The most puzzling aspect of all this is that Eddie McGuire managed to rise from the muddy bank of The Footy Show and walk on two feet into positions of relative power and subsequent wealth.
So here we have a free-to-air TV channel paying an absolute fortune for the broadcast rites of the 2010 Winter Olympics. You would think that would ensure a team of sports reporters rich in knowledge and experience and perhaps one or two ‘lifestyle’ reporters to give us the fluff and bubble pieces about the Olympic experience. You would expect a tight broadcast of live action and pertinent replays that respect the fact we now live in a highly connected world and while we may not know the ins and outs of ice-hockey, the luge or speed skating we have a deep respect for what it takes to reach Olympic standards and indeed have a national identity of loving sports whatever they may be.
They got it partly right with one of the fathers of Australian sports reporting Ken Sutcliffe hosting the morning/daytime schedule. Indeed, that broadcast can be quite enjoyable and slick (although even he has come unstuck in the last few days with a jibe about the mens double luge which would probably have otherwise gone unnoticed was it not for Eddie’s previous foray into the gay gay). Leila McKinnon seems to have the right level of enthusiasm and professionalism to pull off her role in the team and it strikes me she has realised this opportunity to be the Johanna Griggs of Channel Nine and is running with it. Hard.
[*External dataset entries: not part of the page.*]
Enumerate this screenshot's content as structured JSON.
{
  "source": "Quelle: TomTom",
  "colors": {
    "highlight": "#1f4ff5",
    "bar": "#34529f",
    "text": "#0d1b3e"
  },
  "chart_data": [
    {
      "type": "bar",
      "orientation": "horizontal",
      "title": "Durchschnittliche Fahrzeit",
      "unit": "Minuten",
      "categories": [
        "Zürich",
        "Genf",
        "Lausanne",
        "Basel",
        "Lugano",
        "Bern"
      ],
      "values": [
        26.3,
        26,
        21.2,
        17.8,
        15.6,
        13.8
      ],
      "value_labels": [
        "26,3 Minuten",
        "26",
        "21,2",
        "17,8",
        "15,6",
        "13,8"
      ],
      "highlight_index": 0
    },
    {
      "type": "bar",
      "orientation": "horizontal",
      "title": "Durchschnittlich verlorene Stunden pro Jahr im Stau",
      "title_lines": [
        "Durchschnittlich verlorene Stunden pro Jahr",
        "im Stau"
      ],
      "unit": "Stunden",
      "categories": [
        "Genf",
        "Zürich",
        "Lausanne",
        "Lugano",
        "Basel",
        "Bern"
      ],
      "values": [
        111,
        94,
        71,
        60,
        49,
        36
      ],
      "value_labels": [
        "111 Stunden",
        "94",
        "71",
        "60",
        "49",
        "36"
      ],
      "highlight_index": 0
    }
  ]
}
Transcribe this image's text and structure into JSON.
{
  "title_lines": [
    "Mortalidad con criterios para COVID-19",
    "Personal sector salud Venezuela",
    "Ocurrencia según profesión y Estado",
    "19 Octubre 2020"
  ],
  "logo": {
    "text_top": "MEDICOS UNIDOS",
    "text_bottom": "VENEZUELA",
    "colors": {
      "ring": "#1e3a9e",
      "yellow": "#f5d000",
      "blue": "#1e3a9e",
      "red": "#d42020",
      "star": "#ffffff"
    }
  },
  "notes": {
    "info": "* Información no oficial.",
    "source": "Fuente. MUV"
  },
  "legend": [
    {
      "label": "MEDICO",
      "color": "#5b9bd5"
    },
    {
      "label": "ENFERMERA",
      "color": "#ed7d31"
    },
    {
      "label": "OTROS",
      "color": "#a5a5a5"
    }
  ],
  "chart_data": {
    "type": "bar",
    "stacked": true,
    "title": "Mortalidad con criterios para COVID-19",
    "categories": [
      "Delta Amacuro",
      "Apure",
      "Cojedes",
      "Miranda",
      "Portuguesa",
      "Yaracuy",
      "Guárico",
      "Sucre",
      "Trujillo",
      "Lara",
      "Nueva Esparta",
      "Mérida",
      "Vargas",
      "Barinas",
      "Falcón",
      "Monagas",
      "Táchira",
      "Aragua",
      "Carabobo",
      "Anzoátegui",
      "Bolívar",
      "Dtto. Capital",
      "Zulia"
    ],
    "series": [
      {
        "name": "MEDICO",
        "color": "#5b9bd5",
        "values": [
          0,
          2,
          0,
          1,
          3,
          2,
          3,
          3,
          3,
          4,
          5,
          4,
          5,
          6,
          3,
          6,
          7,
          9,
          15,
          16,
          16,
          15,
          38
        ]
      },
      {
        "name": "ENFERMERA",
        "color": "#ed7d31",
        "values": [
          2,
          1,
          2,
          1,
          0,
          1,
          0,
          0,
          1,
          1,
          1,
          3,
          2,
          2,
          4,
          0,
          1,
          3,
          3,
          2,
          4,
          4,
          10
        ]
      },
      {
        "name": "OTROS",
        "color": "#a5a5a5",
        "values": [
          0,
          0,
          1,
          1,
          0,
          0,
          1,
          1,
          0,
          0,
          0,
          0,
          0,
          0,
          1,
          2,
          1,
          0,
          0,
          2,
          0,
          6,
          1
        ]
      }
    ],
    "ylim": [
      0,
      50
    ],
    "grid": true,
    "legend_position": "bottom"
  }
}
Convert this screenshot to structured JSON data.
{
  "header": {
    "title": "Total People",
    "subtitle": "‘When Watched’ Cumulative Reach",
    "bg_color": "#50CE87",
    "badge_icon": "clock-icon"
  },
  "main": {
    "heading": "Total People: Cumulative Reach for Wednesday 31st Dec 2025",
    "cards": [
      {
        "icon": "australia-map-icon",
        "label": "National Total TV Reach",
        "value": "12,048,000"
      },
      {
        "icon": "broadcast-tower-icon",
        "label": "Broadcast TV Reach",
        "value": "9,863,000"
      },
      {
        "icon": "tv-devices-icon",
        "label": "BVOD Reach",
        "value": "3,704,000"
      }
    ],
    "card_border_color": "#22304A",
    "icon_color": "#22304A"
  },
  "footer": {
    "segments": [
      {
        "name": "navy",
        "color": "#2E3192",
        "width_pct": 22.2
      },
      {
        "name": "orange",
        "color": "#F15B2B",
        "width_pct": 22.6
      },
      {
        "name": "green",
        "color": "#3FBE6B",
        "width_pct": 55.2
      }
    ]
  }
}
But then ‘they’ (they being I’m not entirely sure but some sort of senior management committee because only this sort of decision could come from a committee) made the fatal decision to put Eddie at the helm. The poster boy of Channel 9’s Olympic team. And well, it was just an out-of-control downhill ski from there. Crashing into gates and fences by trying to bait the unbaitable in Dale Begg-Smith into some uncomfortably narrow-minded ‘we was robbed’ beat up. Going head over tail by gushing like a schoolboy over Katarina Witt and making her clearly uncomfortable in raising a playboy shoot she did when? decades ago. Smashing into barriers with his deeply patronising exchanges with every female sportsperson he’s interviewed and revealing his own pathetic, antiquated and completely inappropriate attitudes towards homosexuals with his gay gags about the male figure skaters.
Oh sure, we all chortle at the flamboyance of those guys – similar to our reaction to ballroom dancing competitions I imagine, but there is a time and a place and a way to do it where people are not offended. Where it is obviously coming from a place of a ribbing not a derision. Where it is a dig not a revelation of your own hang-ups. The saddest part of that incident was at no time did Eddie acknowledge the incredible athleticism and skill of those ice skaters. As if somehow the fact they wore costumes and danced! on ice! completely discredited the ability and hard work it took for them to reach that point.
And so here we sit. A man with an attitude clearly more at home in Australia in 1970 than 2010 but with more money and subsequent power than the rest of us will ever see.
And I guess that is the most depressing part of all.